# Pheasants all over



## blhunter3 (May 5, 2007)

After not seeing a pheasant all summer and zero nests in the hayland and ditches, I was thinking there was hardly any left, but after combining, burning sloughs, and tillage(I hate looking at black fields), and fertilizing, I have seen more pheasants then I have in years. They all have been in very secluded areas, or areas of very small cover.
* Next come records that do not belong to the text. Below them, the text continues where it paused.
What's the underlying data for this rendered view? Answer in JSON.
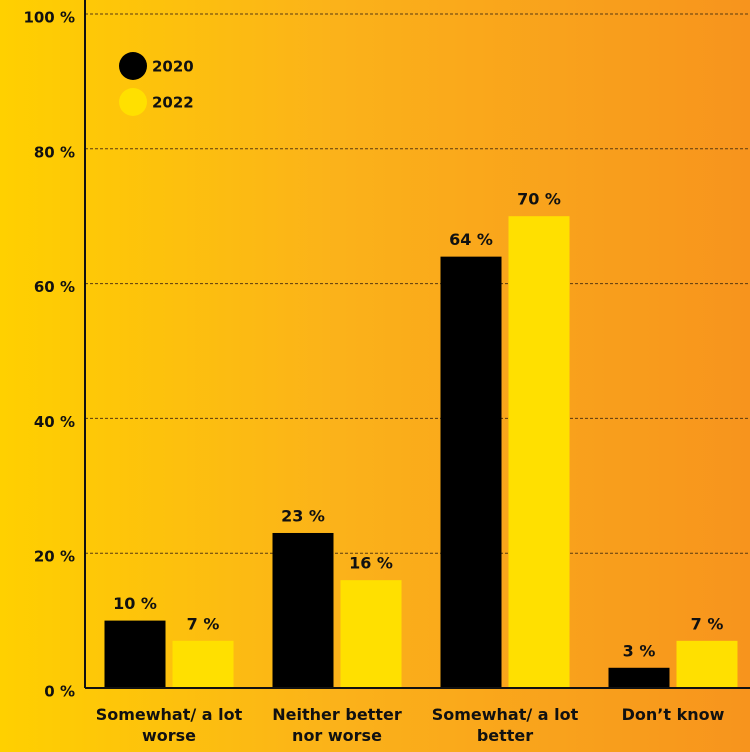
{
  "chart_data": {
    "type": "bar",
    "categories": [
      "Somewhat/ a lot worse",
      "Neither better nor worse",
      "Somewhat/ a lot better",
      "Don’t know"
    ],
    "series": [
      {
        "name": "2020",
        "color": "#000000",
        "values": [
          10,
          23,
          64,
          3
        ],
        "value_labels": [
          "10 %",
          "23 %",
          "64 %",
          "3 %"
        ]
      },
      {
        "name": "2022",
        "color": "#ffe000",
        "values": [
          7,
          16,
          70,
          7
        ],
        "value_labels": [
          "7 %",
          "16 %",
          "70 %",
          "7 %"
        ]
      }
    ],
    "ylim": [
      0,
      100
    ],
    "yticks": [
      {
        "value": 0,
        "label": "0 %"
      },
      {
        "value": 20,
        "label": "20 %"
      },
      {
        "value": 40,
        "label": "40 %"
      },
      {
        "value": 60,
        "label": "60 %"
      },
      {
        "value": 80,
        "label": "80 %"
      },
      {
        "value": 100,
        "label": "100 %"
      }
    ],
    "grid": true,
    "legend": "top-left"
  }
}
So all of the people who think there are none, they are out and about. Just have to work.


----------



## Augusta (Feb 2, 2011)

blhunter3 said:



> After not seeing a pheasant all summer and zero nests in the hayland and ditches, I was thinking there was hardly any left, but after combining, burning sloughs, and tillage(I hate looking at black fields), and fertilizing, I have seen more pheasants then I have in years. They all have been in very secluded areas, or areas of very small cover.
> 
> So all of the people who think there are none, they are out and about. Just have to work.


Funny, under the Deer hunting forum you are complaining about being lamblasted by hunters tresspassing, hunting without permissin when they claim they have, taking down no hunting signs, shooting while you are working in the field, etc... maybe you should take a look at what you're doing, and that is announcing over the internet to the whole world that the Jamestown area is where all the game is at.. just my thoughts..... :shake: :shake:


----------



## 6162rk (Dec 5, 2004)

easier to concentrate themwhen you till, burn & ditch everything!


----------



## blhunter3 (May 5, 2007)

We didn't dig everything nor burn anything and the only ditching was natural draining or had it approved by the township and game and fish. Not too worried all of our stuff is posted tight.


----------



## Rick Acker (Sep 26, 2002)

Glad you are seeing birds. I will be going to the SE for the first time over Thanksgiving. Hoping we can shoot a few. Bringing the field duck decoys just in case!


----------



## 6162rk (Dec 5, 2004)

i think in your original post you state that you burned sloughs.


----------



## blhunter3 (May 5, 2007)

Yes but not every slough burns. If it bothers you what we do with our land go buy some. There is always land for sale. I don't tell you how to do you job.


----------



## 6162rk (Dec 5, 2004)

bl hunter,

i have bought plenty of land for farmers. i have also asked you to sell what you personally own before. what do you have for sale?


----------